ChemTastesPredictor: An ensemble of machine learning classifiers to predict the taste of molecular tastants

The sense of taste plays a critical role in food science, since it directly impacts food consumption, human nutrition, and overall health. Computational models that predict the taste of molecular tastants based on their chemical structure and machine learning classifiers serve as powerful tools in the advancing field of foodinformatics. This study describes the development of ChemTastesPredictor designed to predict the taste of 4075 molecular tastants included in the extended version of ChemTastesDB (https://zenodo.org/records/14963136).
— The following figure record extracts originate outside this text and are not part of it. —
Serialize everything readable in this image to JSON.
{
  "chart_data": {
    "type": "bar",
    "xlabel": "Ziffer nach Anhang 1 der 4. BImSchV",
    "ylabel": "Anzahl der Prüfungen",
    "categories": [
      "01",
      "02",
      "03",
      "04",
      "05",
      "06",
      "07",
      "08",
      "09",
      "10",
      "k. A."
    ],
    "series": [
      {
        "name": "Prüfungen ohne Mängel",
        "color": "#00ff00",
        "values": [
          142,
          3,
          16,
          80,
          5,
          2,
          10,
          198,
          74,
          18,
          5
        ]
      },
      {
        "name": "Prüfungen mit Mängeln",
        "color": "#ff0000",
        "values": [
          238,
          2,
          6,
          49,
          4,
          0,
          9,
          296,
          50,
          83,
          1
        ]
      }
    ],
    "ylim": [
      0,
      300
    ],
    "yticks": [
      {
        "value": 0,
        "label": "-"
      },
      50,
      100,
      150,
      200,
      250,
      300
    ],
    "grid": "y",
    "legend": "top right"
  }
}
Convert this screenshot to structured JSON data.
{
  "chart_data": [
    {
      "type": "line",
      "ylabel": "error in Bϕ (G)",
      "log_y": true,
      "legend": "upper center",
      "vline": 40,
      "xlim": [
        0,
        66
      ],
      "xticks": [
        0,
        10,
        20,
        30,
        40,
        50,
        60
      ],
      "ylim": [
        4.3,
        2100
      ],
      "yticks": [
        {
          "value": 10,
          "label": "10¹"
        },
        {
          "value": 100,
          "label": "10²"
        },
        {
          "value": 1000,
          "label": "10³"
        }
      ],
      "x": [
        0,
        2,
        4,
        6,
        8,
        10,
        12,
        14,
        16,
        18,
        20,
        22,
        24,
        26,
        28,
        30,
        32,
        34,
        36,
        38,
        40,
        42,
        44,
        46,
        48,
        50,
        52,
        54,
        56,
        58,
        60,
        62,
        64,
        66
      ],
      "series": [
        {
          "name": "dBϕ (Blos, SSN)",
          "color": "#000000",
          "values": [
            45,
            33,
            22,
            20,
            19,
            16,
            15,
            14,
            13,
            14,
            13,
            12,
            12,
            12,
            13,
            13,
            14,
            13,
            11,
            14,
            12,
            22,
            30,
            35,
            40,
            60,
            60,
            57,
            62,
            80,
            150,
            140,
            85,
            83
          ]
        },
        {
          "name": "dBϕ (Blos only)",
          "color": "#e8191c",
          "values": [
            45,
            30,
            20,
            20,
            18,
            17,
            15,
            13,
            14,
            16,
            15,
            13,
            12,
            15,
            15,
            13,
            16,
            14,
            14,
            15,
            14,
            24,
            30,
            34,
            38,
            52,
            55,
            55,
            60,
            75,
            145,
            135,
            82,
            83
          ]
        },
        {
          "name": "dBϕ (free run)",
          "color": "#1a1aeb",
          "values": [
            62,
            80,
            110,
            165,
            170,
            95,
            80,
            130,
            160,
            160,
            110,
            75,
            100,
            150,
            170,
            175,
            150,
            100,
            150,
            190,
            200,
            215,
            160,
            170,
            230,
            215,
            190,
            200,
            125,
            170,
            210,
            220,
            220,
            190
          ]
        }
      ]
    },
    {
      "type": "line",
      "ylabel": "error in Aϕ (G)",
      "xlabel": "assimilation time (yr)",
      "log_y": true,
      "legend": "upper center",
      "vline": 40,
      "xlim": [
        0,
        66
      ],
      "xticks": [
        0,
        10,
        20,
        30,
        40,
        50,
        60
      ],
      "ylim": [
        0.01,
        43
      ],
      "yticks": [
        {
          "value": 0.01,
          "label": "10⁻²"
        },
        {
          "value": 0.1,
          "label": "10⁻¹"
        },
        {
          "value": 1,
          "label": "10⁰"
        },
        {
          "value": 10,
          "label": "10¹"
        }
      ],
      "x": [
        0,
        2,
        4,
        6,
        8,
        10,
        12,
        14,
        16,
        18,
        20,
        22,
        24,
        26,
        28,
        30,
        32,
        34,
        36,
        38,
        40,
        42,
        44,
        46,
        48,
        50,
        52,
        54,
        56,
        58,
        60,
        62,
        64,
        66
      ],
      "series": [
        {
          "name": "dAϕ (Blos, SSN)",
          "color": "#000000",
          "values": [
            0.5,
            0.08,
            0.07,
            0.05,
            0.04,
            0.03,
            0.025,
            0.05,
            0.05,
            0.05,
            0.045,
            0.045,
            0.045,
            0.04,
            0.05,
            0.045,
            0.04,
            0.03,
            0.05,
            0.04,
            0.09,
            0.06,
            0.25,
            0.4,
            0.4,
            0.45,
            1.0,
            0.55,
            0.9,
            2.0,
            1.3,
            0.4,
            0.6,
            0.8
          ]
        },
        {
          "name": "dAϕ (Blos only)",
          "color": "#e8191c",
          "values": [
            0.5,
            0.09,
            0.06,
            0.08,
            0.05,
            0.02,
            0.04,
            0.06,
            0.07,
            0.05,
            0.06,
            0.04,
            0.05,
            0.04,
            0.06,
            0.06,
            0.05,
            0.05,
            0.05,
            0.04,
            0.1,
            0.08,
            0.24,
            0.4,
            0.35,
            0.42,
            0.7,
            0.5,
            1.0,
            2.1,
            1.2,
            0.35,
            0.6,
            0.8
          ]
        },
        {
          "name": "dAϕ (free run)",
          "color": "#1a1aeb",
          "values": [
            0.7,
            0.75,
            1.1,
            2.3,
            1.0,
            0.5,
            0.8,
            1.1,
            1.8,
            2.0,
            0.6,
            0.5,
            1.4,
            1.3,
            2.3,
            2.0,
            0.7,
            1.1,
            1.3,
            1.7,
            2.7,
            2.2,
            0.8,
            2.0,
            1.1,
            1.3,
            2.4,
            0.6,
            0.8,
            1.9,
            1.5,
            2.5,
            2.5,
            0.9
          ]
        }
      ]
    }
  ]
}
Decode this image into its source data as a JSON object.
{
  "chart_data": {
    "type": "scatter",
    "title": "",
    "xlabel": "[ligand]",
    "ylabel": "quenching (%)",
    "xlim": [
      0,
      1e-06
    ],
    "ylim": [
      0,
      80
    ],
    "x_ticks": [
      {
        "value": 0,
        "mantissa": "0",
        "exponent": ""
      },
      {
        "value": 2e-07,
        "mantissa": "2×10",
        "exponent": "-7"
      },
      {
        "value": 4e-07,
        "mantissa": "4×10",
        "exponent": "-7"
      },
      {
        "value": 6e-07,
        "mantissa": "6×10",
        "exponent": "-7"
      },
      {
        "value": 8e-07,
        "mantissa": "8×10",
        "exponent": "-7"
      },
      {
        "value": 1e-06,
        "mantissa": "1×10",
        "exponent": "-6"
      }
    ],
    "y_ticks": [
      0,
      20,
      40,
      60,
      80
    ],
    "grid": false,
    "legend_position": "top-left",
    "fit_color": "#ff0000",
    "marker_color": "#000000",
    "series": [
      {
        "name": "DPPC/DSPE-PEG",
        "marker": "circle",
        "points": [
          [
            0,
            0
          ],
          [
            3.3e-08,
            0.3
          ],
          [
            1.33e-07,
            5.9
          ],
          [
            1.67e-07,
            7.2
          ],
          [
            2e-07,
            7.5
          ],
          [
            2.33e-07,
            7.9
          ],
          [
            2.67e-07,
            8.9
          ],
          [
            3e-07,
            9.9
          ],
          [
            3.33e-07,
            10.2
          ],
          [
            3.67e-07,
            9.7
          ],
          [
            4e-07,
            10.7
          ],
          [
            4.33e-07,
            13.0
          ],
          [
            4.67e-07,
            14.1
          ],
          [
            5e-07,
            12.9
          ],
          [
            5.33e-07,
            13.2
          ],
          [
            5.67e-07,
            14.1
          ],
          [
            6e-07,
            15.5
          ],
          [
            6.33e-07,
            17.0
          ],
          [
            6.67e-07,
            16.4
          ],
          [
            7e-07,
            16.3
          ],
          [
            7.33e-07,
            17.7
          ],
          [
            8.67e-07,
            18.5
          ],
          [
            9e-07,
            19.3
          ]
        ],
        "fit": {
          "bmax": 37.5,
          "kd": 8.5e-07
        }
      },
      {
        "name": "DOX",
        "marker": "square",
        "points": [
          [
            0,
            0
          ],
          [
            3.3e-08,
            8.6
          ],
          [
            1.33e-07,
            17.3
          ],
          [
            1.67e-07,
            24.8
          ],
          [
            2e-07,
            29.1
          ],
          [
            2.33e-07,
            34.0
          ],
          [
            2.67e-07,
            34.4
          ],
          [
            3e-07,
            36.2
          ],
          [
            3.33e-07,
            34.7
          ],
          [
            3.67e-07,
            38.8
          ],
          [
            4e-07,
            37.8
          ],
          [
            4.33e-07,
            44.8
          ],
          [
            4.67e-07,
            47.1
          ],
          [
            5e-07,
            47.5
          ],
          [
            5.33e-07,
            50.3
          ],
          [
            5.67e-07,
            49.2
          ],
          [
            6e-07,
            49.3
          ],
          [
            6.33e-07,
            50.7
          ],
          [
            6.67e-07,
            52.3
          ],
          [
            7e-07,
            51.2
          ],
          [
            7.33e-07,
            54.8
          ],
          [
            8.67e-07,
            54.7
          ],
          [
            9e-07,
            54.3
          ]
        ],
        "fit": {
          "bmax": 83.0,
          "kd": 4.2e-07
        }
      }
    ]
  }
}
To the best of our knowledge, this represents the largest dataset with a broad-based chemical space used to calibrate machine learning (ML) models for taste prediction based on molecular descriptors and fingerprints. For validation, datasets were randomly split into training and test sets in a 75:25 ratio, ensuring balanced class distributions. In binary classification tasks, the Random Forest classifier demonstrated the highest predictive performance for sweet/bitter (NER = 0.928 and F-score = 0.927) and bitter/non-bitter (NER = 0.902 and F-score = 0.903) classification. Adaptive Boosting excelled in the prediction of sweet/non-sweet (NER = 0.861 and Fscore = 0.862). The N-Nearest Neighbors classifier emerged as the optimal classifier for umami/non-umami (NER = 0.957 and F-score = 0.860) and sweet/bitter/umami (NER = 0.870 and F-score = 0.843). These models may be useful in the development and analysis of new chemical tastants.